Plus précisément, les marqueurs sanguins découverts dans ce sous-ensemble de patients atteints de « COVID inflammatoire à long terme », comme l’appellent les scientifiques, indiquent une inflammation similaire à celle observée dans les maladies auto-immunes telles que la polyarthrite rhumatoïde. Ce type d’inflammation peut être traité avec une classe existante de médicaments appelés inhibiteurs de JAK, au moins dans le cas de la polyarthrite rhumatoïde (pas encore testé pour le COVID à long terme).

Les scientifiques espèrent également réduire leur signature moléculaire « COVID inflammatoire à long terme » à quelques marqueurs qui pourraient être utilisés en clinique pour séparer ce sous-ensemble de patients atteints de COVID à long terme du reste.

Affiner les options de traitement

Lancée au printemps 2020, peu de temps après que la pandémie de COVID-19 a fermé des entreprises et des écoles aux États-Unis, l’étude de cohorte COVID de Seattle dirigée par Fred Hutch a été initialement conçue pour suivre les réponses immunitaires au fil du temps chez les patients atteints de COVID léger ou modéré. . L’idée était de capturer les détails d’une réponse immunitaire « réussie » – ; un dans lequel les patients ne sont pas tombés trop malades, n’ont pas eu besoin d’être hospitalisés et se sont complètement rétablis.

Mais l’équipe s’est vite rendu compte que même parmi ceux qui n’étaient pas trop malades, tous n’avaient pas récupéré. Dans leur travail initial en 2020 retraçant les détails des réponses immunitaires chez 18 patients COVID, les scientifiques ont trouvé une poignée dont les symptômes persistaient, les premiers exemples de ce que l’on appellerait finalement COVID longue distance, ou simplement COVID prolongé.

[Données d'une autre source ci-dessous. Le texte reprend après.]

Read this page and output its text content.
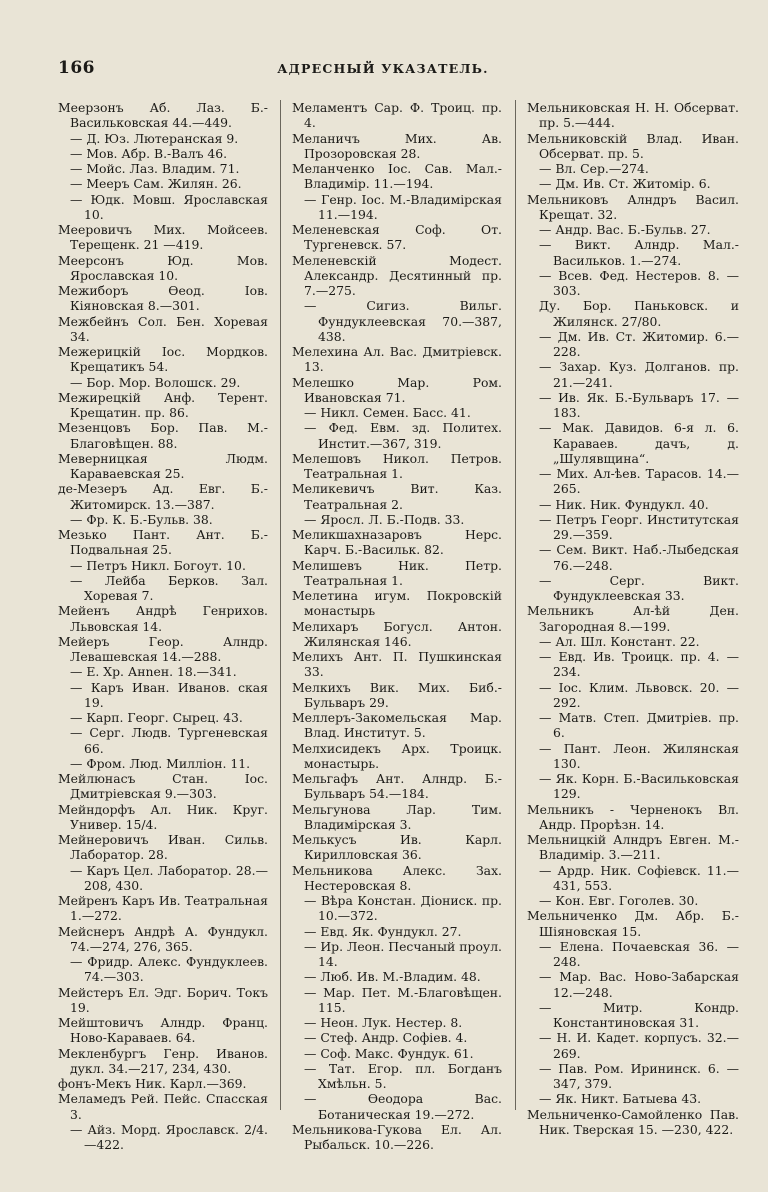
166	АДРЕСНЫЙ УКАЗАТЕЛЬ.
Меерзонъ Аб. Лаз. Б.-Васильковская 44.—449.
— Д. Юз. Лютеранская 9.
— Мов. Абр. В.-Валъ 46.
— Мойс. Лаз. Владим. 71.
— Мееръ Сам. Жилян. 26.
— Юдк. Мовш. Ярославская 10.
Мееровичъ Мих. Мойсеев. Терещенк. 21 —419.
Меерсонъ Юд. Мов. Ярославская 10.
Межиборъ Өеод. Iов. Кiяновская 8.—301.
Межбейнъ Сол. Бен. Хоревая 34.
Межерицкiй Iос. Мордков. Крещатикъ 54.
— Бор. Мор. Волошск. 29.
Межирецкiй Анф. Терент. Крещатин. пр. 86.
Мезенцовъ Бор. Пав. М.-Благовѣщен. 88.
Меверницкая Людм. Караваевская 25.
де-Мезеръ Ад. Евг. Б.-Житомирск. 13.—387.
— Фр. К. Б.-Бульв. 38.
Мезько Пант. Ант. Б.-Подвальная 25.
— Петръ Никл. Богоут. 10.
— Лейба Берков. Зал. Хоревая 7.
Мейенъ Андрѣ Генрихов. Львовская 14.
Мейеръ Геор. Алндр. Левашевская 14.—288.
— Е. Хр. Анnен. 18.—341.
— Каръ Иван. Иванов. ская 19.
— Карп. Георг. Сырец. 43.
— Серг. Людв. Тургеневская 66.
— Фром. Люд. Миллiон. 11.
Мейлюнасъ Стан. Iос. Дмитрiевская 9.—303.
Мейндорфъ Ал. Ник. Круг. Универ. 15/4.
Мейнеровичъ Иван. Сильв. Лаборатор. 28.
— Каръ Цел. Лаборатор. 28.—208, 430.
Мейренъ Каръ Ив. Театральная 1.—272.
Мейснеръ Андрѣ А. Фундукл. 74.—274, 276, 365.
— Фридр. Алекс. Фундуклеев. 74.—303.
Мейстеръ Ел. Эдг. Борич. Токъ 19.
Мейштовичъ Алндр. Франц. Ново-Караваев. 64.
Мекленбургъ Генр. Иванов. дукл. 34.—217, 234, 430.
фонъ-Мекъ Ник. Карл.—369.
Меламедъ Рей. Пейс. Спасская 3.
— Айз. Морд. Ярославск. 2/4.—422.
Меламентъ Сар. Ф. Троиц. пр. 4.
Меланичъ Мих. Ав. Прозоровская 28.
Меланченко Iос. Сав. Мал.-Владимiр. 11.—194.
— Генр. Iос. М.-Владимiрская 11.—194.
Меленевская Соф. От. Тургеневск. 57.
Меленевскiй Модест. Александр. Десятинный пр. 7.—275.
— Сигиз. Вильг. Фундуклеевская 70.—387, 438.
Мелехина Ал. Вас. Дмитрiевск. 13.
Мелешко Мар. Ром. Ивановская 71.
— Никл. Семен. Басс. 41.
— Фед. Евм. зд. Политех. Инстит.—367, 319.
Мелешовъ Никол. Петров. Театральная 1.
Меликевичъ Вит. Каз. Театральная 2.
— Яросл. Л. Б.-Подв. 33.
Меликшахназаровъ Нерс. Карч. Б.-Васильк. 82.
Мелишевъ Ник. Петр. Театральная 1.
Мелетина игум. Покровскiй монастырь
Мелихаръ Богусл. Антон. Жилянская 146.
Мелихъ Ант. П. Пушкинская 33.
Мелкихъ Вик. Мих. Биб.-Бульваръ 29.
Меллеръ-Закомельская Мар. Влад. Институт. 5.
Мелхисидекъ Арх. Троицк. монастырь.
Мельгафъ Ант. Алндр. Б.-Бульваръ 54.—184.
Мельгунова Лар. Тим. Владимiрская 3.
Мелькусъ Ив. Карл. Кирилловская 36.
Мельникова Алекс. Зах. Нестеровская 8.
— Вѣра Констан. Дiониск. пр. 10.—372.
— Евд. Як. Фундукл. 27.
— Ир. Леон. Песчаный проул. 14.
— Люб. Ив. М.-Владим. 48.
— Мар. Пет. М.-Благовѣщен. 115.
— Неон. Лук. Нестер. 8.
— Стеф. Андр. Софiев. 4.
— Соф. Макс. Фундук. 61.
— Тат. Егор. пл. Богданъ Хмѣльн. 5.
— Өеодора Вас. Ботаническая 19.—272.
Мельникова-Гукова Ел. Ал. Рыбальск. 10.—226.
Мельниковская Н. Н. Обсерват. пр. 5.—444.
Мельниковскiй Влад. Иван. Обсерват. пр. 5.
— Вл. Сер.—274.
— Дм. Ив. Ст. Житомiр. 6.
Мельниковъ Алндръ Васил. Крещат. 32.
— Андр. Вас. Б.-Бульв. 27.
— Викт. Алндр. Мал.-Васильков. 1.—274.
— Всев. Фед. Нестеров. 8. —303.
Ду. Бор. Паньковск. и Жилянск. 27/80.
— Дм. Ив. Ст. Житомир. 6.—228.
— Захар. Куз. Долганов. пр. 21.—241.
— Ив. Як. Б.-Бульваръ 17. —183.
— Мак. Давидов. 6-я л. 6. Караваев. дачъ, д. „Шулявщина“.
— Мих. Ал-ѣев. Тарасов. 14.—265.
— Ник. Ник. Фундукл. 40.
— Петръ Георг. Институтская 29.—359.
— Сем. Викт. Наб.-Лыбедская 76.—248.
— Серг. Викт. Фундуклеевская 33.
Мельникъ Ал-ѣй Ден. Загородная 8.—199.
— Ал. Шл. Констант. 22.
— Евд. Ив. Троицк. пр. 4. —234.
— Iос. Клим. Львовск. 20. —292.
— Матв. Степ. Дмитрiев. пр. 6.
— Пант. Леон. Жилянская 130.
— Як. Корн. Б.-Васильковская 129.
Мельникъ - Черненокъ Вл. Андр. Прорѣзн. 14.
Мельницкiй Алндръ Евген. М.-Владимiр. 3.—211.
— Ардр. Ник. Софiевск. 11.—431, 553.
— Кон. Евг. Гоголев. 30.
Мельниченко Дм. Абр. Б.-Шiяновская 15.
— Елена. Почаевская 36. —248.
— Мар. Вас. Ново-Забарская 12.—248.
— Митр. Кондр. Константиновская 31.
— Н. И. Кадет. корпусъ. 32.—269.
— Пав. Ром. Ирининск. 6. —347, 379.
— Як. Никт. Батыева 43.
Мельниченко-Самойленко Пав. Ник. Тверская 15. —230, 422.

En ces premiers jours de l’étude, les scientifiques ont vu que certaines réponses immunitaires – ; à savoir inflammation – ; ils étaient constamment élevés chez ces quelques patients COVID à long terme. Chez les patients qui sont tombés malades puis se sont complètement rétablis, les niveaux d’inflammation ont augmenté à mesure que leur corps combattait la maladie, puis ont redescendu à mesure qu’ils s’amélioraient. Chez ceux qui ont un COVID à long terme, les niveaux ne sont jamais redescendus.

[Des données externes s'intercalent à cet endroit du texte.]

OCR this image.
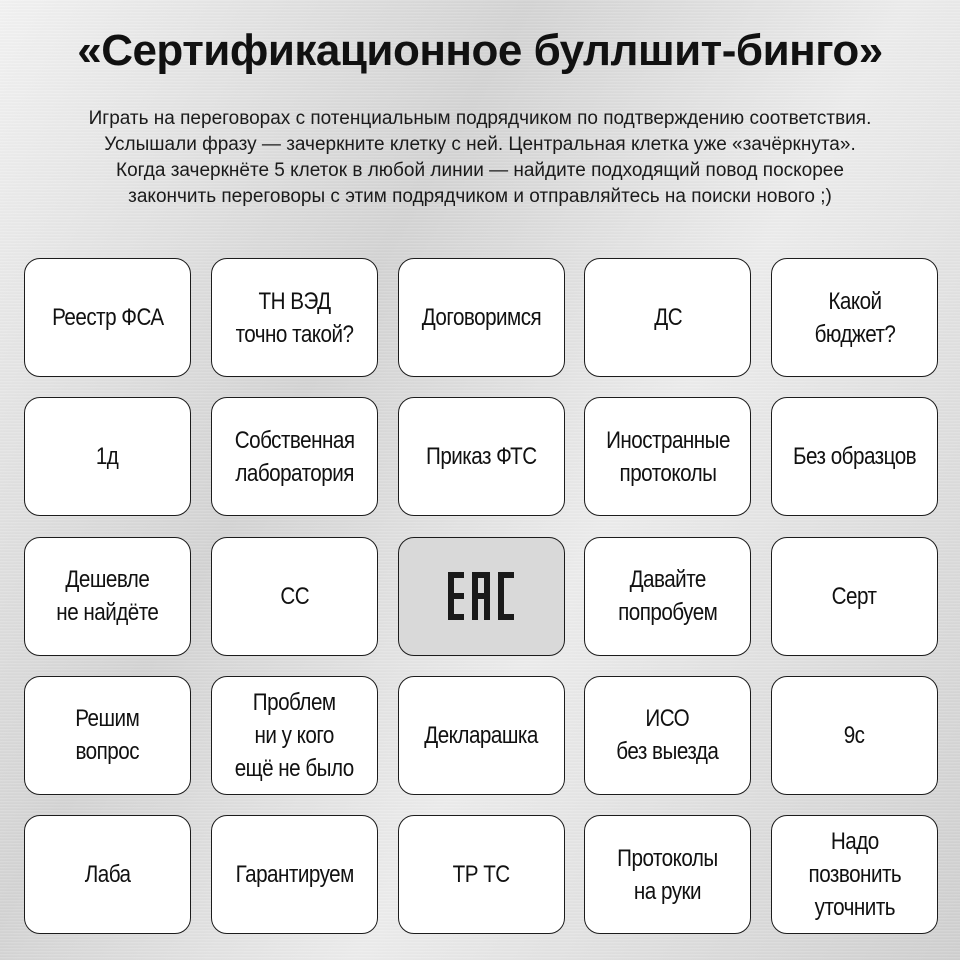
«Сертификационное буллшит-бинго»
Играть на переговорах с потенциальным подрядчиком по подтверждению соответствия.
Услышали фразу — зачеркните клетку с ней. Центральная клетка уже «зачёркнута».
Когда зачеркнёте 5 клеток в любой линии — найдите подходящий повод поскорее
закончить переговоры с этим подрядчиком и отправляйтесь на поиски нового ;)
Реестр ФСА
ТН ВЭД
точно такой?
Договоримся	ДС
Какой
бюджет?
1д
Собственная
лаборатория
Приказ ФТС
Иностранные
протоколы
Без образцов
Дешевле
не найдёте
СС
Давайте
попробуем
Серт
Решим
вопрос
Проблем
ни у кого
ещё не было
Декларашка
ИСО
без выезда
9с
Лаба	Гарантируем	ТР ТС
Протоколы
на руки
Надо
позвонить
уточнить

L’équipe a donc décidé d’étendre son étude pour examiner davantage de patients atteints de COVID à long terme, en se concentrant sur un panel de 1 500 protéines circulant dans le sang. Ces tests ont révélé différents « cubes » moléculaires de COVID longs, à savoir des COVID longs inflammatoires et non inflammatoires. Comprendre les racines moléculaires de la maladie, ou des sous-ensembles de la maladie, aidera à guider la conception des essais cliniques et, en fin de compte, les décisions de traitement, ont déclaré les scientifiques.

Le but ultime est de soigner les patients. Bien que nous l’appelions COVID à long terme, ce qui est ressorti de ce travail nous montre que nous ne pourrons peut-être pas donner à tout le monde les mêmes types de thérapies et que nous ne devrions pas mettre tout le monde dans un groupe à des fins de traitement.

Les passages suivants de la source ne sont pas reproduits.